第四の暴力 (光文社文庫 ふ 26-3)

  • 作者: 深水黎一郎
  • 出版社/メーカー: 光文社
  • 発売日: 2022/01/11
  • メディア: 文庫

評価:★★☆


 立法・司法・行政と並んで、「第四の権力」と云われるマスメディア。大衆に対して大量の情報を迅速に伝える媒体として重要な地位にありながら、時にその権力の大きさから、暴走とも云える行為に走ることもしばしば。本書は、そんなマスメディアの "暴力" を描いた短編三作を収める。


「生存者一名あるいは神の手(ラ・マーノ・デ・ディオス)」
 とある山村を豪雨が襲い、発生した土石流によって村は全滅してしまう。樫原悠輔(かしはら・ゆうすけ)は、たまたま叔父のところに金策に出かけていて惨禍を免れ、ただ1人の生き残りとなってしまう。
 村へ帰った悠輔は、その惨状に呆然とする。妻と2人の子は膨大な土砂の下に生き埋めになっており、生存は絶望的。そんな彼にさらなる追い打ちがかかる。現地へ押しかけてきたマスコミから追い回される羽目になったのだ・・・。
 いわゆる暴走するマスコミの "餌食" となってしまった男の悲劇、そしてそれに対して蓄積していく鬱憤、そして爆発(!)が描かれていく。
 終盤の展開は・・・これは読んでのお楽しみか。

 そして、物語の結末は「読者に選ばせる」という驚きの仕掛け。その選択によって、続く2つの話のどちらかへ進む、という流れになってる。


「女抛春(ジョホールバル)の歓喜」
 主人公の子安(こやす)は、某キー局でバラエティ担当のプロデューサー兼ディレクター。その権限は絶大で、番組内ではまさに独裁者。ADたちを奴隷のように酷使する日々。
 ところがある日、収録中に身体に異常を覚え、救急車で病院へかつぎ込まれる。検査結果を待つ間、彼は可愛い看護師相手に昔話を始める。
 過去の担当番組で "演出" という名の〈やらせ〉をしたこと、集まらない参加者の枠をADで埋めたこと、彼らに課されるのは拷問と見紛うばかりの無茶振り、罰ゲーム的な仕打ちだったこと・・・これは今でもバラエティ番組でお笑い芸人が同じことをやってるが(笑)。
 そして判明する子安の病状と、それに対する彼の反応。いやはや、ここまでくればいっそ天晴れか。


「童波(ドーハ)の悲劇」
 主人公の津島はエリートサラリーマン。同僚たちが芸能人関係の話題で盛り上がっているのを内心では軽蔑している。そんな津島は、社内で行われる超エリート養成研修に選ばれる。一年間にわたって最先端技術の講習、12カ国語に渡る語学研修、世界中の支社の視察を行うなどの超英才教育を受けるものだ。津島は恋人の琴音にしばしの別れを告げ、勇躍して海外へと出発するのだが・・・
 マスコミの暴走が極まった世界が描かれるのだが、これが絵空事で終わることを願ってしまう。

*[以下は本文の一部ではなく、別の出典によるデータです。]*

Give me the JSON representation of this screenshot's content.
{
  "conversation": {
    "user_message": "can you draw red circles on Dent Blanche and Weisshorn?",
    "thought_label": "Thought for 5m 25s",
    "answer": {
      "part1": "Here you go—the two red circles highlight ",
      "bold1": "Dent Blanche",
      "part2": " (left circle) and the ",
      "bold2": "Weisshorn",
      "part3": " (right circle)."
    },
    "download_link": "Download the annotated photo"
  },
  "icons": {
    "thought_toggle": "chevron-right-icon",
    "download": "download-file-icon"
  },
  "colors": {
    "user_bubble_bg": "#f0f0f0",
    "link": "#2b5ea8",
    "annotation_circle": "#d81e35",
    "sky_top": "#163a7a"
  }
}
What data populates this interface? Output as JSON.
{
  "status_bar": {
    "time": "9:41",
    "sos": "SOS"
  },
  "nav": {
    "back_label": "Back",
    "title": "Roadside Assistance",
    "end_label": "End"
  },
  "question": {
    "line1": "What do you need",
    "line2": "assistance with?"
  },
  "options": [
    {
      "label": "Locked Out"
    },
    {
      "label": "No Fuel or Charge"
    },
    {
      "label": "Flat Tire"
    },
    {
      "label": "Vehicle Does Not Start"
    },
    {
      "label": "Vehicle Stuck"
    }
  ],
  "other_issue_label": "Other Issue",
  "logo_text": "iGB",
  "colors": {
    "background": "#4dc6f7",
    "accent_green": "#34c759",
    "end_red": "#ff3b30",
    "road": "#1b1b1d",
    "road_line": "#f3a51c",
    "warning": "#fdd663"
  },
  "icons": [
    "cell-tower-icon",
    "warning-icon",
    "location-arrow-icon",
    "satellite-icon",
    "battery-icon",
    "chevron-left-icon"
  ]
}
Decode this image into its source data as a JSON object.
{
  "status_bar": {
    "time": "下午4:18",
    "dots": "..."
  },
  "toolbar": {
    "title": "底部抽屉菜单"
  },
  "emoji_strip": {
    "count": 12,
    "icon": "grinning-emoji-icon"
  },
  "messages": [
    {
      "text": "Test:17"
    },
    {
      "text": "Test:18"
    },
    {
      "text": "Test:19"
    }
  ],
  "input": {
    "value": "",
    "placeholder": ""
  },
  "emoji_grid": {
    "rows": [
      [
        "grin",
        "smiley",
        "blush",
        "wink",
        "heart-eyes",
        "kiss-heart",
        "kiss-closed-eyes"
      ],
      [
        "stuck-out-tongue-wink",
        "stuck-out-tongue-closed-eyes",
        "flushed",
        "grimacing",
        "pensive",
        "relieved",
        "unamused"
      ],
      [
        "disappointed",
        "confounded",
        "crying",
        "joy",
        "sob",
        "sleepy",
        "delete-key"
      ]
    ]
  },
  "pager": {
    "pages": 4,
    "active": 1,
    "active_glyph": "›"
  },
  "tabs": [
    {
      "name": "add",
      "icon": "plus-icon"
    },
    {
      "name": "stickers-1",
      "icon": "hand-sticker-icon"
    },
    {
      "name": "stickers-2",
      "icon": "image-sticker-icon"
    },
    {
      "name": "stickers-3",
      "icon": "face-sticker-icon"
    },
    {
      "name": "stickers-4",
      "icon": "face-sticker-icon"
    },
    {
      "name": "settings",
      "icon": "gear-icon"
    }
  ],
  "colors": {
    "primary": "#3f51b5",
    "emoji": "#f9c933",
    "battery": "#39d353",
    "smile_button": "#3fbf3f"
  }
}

 「手のひらを返す」って言葉があるが、「マスコミの手のひらは返すためにある」といつも思ってしまう。
 調子の良いときは "褒め殺し" と見紛うばかりに徹底的に褒め倒し、いったん落ち目になったら "水に落ちた犬は叩け" とばかりに圧倒的な集中砲火。
 具体例は挙げないけど、最近のニュースを見ていても感じることがあるのではないか。このようなマスコミの姿勢はここ何十年もの間、一向に変わっていないように思う。
 「(対象が)プロアスリートや芸能人なら、そんなふうに扱われるのも当たり前で、仕方のないことだろう」って考える人もいるかもしれない。でも、あまりにも臆面が無さ過ぎるように思うんだが。